Tesla está a punto de enfrentar un desafío mayúsculo con el lanzamiento de su modelo más asequible hasta la fecha, un coche eléctrico que podría costar tan solo 25.000 dólares. Bajo el nombre de «Redwood», este vehículo tiene como objetivo hacer que los coches eléctricos sean accesibles para una mayor parte del público. Sin embargo, la producción de este modelo no será sencilla y, según Elon Musk, exigirá un esfuerzo extremo por parte de los empleados.
Un desafío de producción y un sacrificio personal
La Gigafactory de Tesla en Texas será el escenario de este ambicioso proyecto que se espera comience en la segunda mitad de 2025. Sin embargo, el CEO de Tesla ha dejado claro que la fabricación de este coche eléctrico de bajo costo no será tarea fácil. Durante la presentación de los últimos resultados financieros de la compañía, Musk enfatizó que la producción de «Redwood» requerirá una tecnología de ensamblaje única, una que, según él, superará cualquier otra ya existente.
Lo que más ha llamado la atención, sin embargo, es el enfoque «extremo» que Musk espera de sus empleados. Según sus declaraciones, los trabajadores de la Gigafactory deberán estar dispuestos a vivir y dormir en la fábrica para cumplir con los plazos de producción del nuevo modelo. Este tipo de demandas no son nuevas para Tesla, que ya había adoptado una mentalidad similar durante la producción de la Model 3 en 2017. Musk, en su estilo característico, incluso compartió que durante esas intensas jornadas, él mismo dormía en las instalaciones de Tesla.
Preocupaciones sobre la calidad y el equilibrio
Este enfoque “hardcore” para alcanzar los objetivos de producción no está exento de críticas. Aunque no existe una correlación directa entre las largas horas de trabajo y los problemas de calidad observados en modelos anteriores de Tesla, muchos empleados y expertos se preguntan si este tipo de cultura laboral podría afectar la calidad final del producto. En producciones pasadas, Tesla enfrentó problemas de acabado en algunos vehículos, incluyendo fallos en la pintura y la suspensión. Aunque estos problemas no se han relacionado directamente con el sacrificio personal de los empleados, la coincidencia entre los dos elementos plantea dudas sobre el impacto de este enfoque.
Competencia creciente y el objetivo de mantenerse competitivo
La industria de los vehículos eléctricos está cada vez más competitiva, con empresas como el fabricante chino BYD, que recientemente se convirtió en el mayor productor mundial de coches eléctricos. El objetivo de Tesla con el modelo «Redwood» es competir con los coches de gasolina más económicos, así como con la creciente gama de vehículos eléctricos asequibles disponibles en el mercado. Sin embargo, muchos se preguntan si Tesla podrá cumplir con sus objetivos de precios y fechas, dado su historial de retrasos y precios más altos de lo previsto en modelos anteriores, como el Cybertruck.

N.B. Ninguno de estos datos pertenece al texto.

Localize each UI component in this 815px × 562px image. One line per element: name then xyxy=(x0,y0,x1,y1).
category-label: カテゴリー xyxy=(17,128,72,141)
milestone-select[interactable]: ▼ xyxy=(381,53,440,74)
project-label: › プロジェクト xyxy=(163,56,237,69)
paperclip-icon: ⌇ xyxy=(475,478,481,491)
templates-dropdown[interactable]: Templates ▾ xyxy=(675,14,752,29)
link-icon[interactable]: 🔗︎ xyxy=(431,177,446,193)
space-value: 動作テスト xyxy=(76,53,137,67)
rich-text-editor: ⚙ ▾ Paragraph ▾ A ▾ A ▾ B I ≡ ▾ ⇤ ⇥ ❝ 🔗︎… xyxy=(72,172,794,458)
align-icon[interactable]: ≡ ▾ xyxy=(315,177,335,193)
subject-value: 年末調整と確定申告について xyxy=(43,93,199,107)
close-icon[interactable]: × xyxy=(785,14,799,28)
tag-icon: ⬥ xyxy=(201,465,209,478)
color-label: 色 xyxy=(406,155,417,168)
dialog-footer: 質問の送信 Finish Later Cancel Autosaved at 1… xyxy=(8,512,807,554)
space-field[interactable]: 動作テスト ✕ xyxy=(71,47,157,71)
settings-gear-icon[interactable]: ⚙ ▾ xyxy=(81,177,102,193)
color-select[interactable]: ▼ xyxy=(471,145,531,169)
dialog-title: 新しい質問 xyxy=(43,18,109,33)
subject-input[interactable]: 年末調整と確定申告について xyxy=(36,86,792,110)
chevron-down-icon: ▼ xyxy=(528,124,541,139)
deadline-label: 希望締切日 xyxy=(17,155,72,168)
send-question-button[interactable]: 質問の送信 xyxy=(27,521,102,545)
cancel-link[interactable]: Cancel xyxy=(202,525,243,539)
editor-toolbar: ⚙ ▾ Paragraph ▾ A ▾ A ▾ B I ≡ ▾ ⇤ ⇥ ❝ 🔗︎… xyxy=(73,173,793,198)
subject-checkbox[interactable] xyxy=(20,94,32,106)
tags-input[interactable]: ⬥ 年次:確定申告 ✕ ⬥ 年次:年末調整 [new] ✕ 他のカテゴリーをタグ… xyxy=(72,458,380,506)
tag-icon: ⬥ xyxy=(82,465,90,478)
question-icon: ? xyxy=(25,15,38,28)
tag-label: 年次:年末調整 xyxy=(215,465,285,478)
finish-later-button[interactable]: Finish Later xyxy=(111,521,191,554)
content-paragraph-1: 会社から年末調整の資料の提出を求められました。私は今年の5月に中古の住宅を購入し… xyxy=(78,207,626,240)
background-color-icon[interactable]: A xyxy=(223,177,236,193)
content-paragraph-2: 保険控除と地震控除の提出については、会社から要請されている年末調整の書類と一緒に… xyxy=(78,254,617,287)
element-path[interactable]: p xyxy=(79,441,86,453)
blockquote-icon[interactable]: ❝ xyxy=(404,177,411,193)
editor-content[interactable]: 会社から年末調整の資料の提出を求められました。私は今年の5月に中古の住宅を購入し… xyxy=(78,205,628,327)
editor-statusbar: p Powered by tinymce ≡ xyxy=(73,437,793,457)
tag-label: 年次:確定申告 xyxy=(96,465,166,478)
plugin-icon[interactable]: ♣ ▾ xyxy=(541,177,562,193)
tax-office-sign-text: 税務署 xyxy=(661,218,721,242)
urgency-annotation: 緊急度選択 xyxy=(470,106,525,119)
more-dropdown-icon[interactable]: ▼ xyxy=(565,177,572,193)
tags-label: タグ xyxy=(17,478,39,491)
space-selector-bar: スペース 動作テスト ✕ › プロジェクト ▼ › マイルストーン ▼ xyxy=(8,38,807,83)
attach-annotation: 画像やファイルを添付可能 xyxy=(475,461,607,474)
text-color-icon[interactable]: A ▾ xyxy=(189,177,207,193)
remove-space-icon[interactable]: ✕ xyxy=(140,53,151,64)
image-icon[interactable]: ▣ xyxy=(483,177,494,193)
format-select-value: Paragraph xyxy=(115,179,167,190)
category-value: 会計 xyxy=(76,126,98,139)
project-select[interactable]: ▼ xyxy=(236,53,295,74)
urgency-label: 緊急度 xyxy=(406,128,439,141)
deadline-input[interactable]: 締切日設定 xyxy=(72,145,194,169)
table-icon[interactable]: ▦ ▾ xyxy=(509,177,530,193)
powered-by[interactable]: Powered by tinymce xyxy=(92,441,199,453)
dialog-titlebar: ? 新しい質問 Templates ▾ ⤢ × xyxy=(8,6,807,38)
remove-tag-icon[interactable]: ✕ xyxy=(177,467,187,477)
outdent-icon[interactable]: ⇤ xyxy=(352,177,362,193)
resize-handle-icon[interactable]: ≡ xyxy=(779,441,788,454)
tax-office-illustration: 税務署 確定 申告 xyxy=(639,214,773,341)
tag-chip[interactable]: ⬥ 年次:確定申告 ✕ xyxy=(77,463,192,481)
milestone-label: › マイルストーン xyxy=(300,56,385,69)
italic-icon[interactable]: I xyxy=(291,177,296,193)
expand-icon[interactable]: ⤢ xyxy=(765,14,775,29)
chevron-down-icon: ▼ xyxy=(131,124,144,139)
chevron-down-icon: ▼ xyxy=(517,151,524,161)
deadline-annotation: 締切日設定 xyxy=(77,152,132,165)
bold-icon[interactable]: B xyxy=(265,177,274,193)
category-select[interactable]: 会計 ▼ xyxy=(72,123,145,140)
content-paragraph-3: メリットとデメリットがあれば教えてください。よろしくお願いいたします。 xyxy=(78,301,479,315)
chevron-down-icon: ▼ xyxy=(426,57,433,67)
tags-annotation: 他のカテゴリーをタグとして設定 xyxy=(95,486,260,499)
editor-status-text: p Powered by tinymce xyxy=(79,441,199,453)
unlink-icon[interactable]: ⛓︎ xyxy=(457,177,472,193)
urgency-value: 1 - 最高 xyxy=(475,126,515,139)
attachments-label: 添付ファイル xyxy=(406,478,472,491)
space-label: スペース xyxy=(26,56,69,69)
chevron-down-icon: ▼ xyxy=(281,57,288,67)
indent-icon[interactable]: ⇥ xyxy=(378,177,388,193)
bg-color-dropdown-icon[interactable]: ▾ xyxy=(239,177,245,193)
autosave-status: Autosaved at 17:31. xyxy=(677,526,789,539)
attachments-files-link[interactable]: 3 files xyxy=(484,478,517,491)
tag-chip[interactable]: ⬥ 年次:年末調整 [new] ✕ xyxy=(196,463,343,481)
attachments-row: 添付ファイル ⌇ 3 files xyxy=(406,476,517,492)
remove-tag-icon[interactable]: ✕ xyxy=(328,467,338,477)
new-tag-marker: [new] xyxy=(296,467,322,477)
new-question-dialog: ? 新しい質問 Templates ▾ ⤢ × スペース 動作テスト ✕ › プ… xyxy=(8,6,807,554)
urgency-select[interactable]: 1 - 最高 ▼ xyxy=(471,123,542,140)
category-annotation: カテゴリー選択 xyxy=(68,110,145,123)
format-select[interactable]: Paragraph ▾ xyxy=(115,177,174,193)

La incertidumbre sobre el éxito del proyecto
La pregunta sobre si Tesla podrá cumplir con las expectativas para este nuevo proyecto sigue sin respuesta. Aunque la producción en volumen no se espera antes de 2026, el desafío de producir un coche eléctrico asequible y de alta calidad a este precio parece un gran reto para la compañía. A pesar de los antecedentes de retrasos y sobrecostos en los lanzamientos anteriores, Musk sigue confiado en que su visión podrá convertirse en una realidad, si sus empleados están dispuestos a hacer los sacrificios necesarios.
En resumen, el futuro de este coche eléctrico asequible parece incierto. Si bien la tecnología innovadora y el precio competitivo son puntos clave, la presión sobre los empleados y los problemas de calidad podrían ser los factores que definan si Tesla logra cumplir con sus ambiciosos planes o no.